Keokuk, IA – Keokuk must look at increasing sewer rates to address some long-range projects. Keokuk wants to make a number of upgrades and additions to its wastewater plant in the very near future. The projects include replacing several roofs and purchasing equipment and a bio-solids truck. Wastewater Superintendent, Chuck Pietscher, says sewer rates will have to go up to pay for these projects. Early projections, from a recently commissioned rate study, show the city would have to hike residential rates by nearly 75%, over the next 5 years, to pay off some projects in a timely maner.
Macomb, IL – Spoon River College will hold a retreat next month to work on its strategic plan. President Robert Ritschel, who has been with the college just over a year, says the board wanted him to prepare a long-range plan that would include course and facility needs over the next several years. He says the past year has been somewhat of a "catch-up" year while he readied faculty and staff to work on the strategic plan.
Biggsville, IL – The Biggsville Preservation Group is re-opening one of the town's turn-of-the-century hotels. President Richard Lutz says townspeople bought shares, purchased the building at auction last month, and have painted and re-papered it. He says the three bedrooms will be useful for families expecting an overflow crowd of visitors. The kitchen and living room could also be used for gatherings of local groups. Lutz says the Lynne Hotel in Biggsville is being opened to the public Friday evening with an event called Evening at the Hotel.
Macomb, IL – The McDonough County Sheriff's Office will put a physician on retainer to provide for prisoner care. Sheriff Rick Van Brooker told the County Board's Finance Committee his office will pay $800 per month to Dr. Dennis Coventon of LaHarpe. Van Brooker says Coventon has provided care for several years under a community service agreement, and then continued for five years after the agreement ended. Van Brooker will work with the state's attorney to come up with a contract.

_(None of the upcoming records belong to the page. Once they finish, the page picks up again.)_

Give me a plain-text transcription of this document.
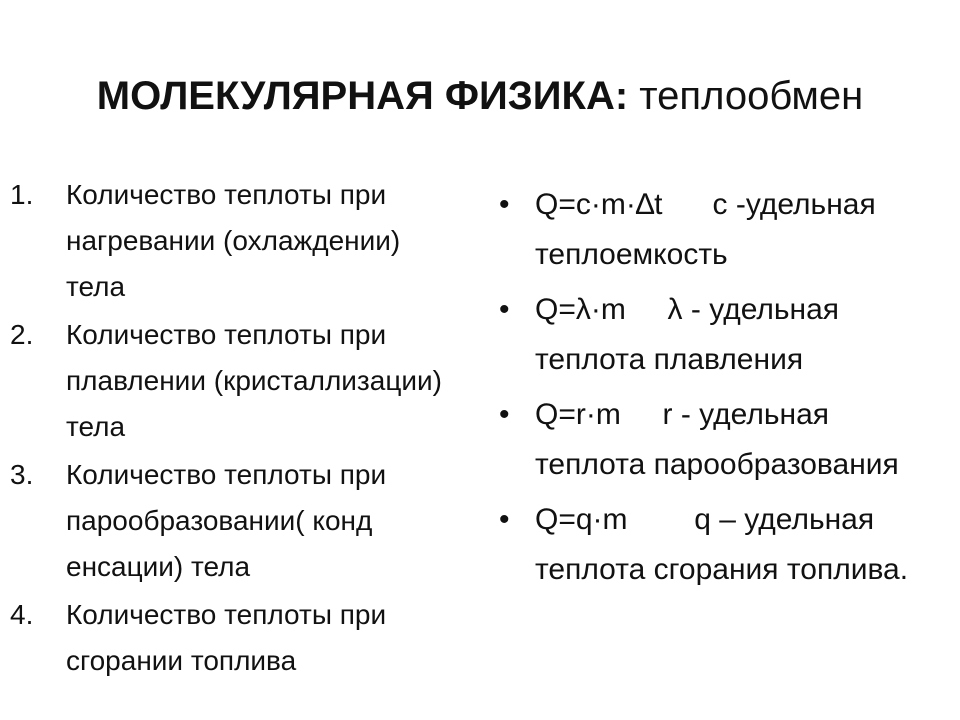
МОЛЕКУЛЯРНАЯ ФИЗИКА: теплообмен
1. Количество теплоты при нагревании (охлаждении) тела
2. Количество теплоты при плавлении (кристаллизации) тела
3. Количество теплоты при парообразовании( конд енсации) тела
4. Количество теплоты при сгорании топлива
• Q=c·m·∆t c -удельная теплоемкость
• Q=λ·m λ - удельная теплота плавления
• Q=r·m r - удельная теплота парообразования
• Q=q·m q – удельная теплота сгорания топлива.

Fort Madison, IA – Fort Madison's proposed spending plan for next year appears to be balanced without any signficant cuts. City Manager Larry Dinwiddie says, after years of budget cuts, early numbers show revenues and expenditures are coming in at about the same pace. He says the spending plan, for the fiscal year that begins in July, does not include any program cuts or job eliminations. Dinwiddie says the city wants to avoid laying off workers, especially within the police and fire departments.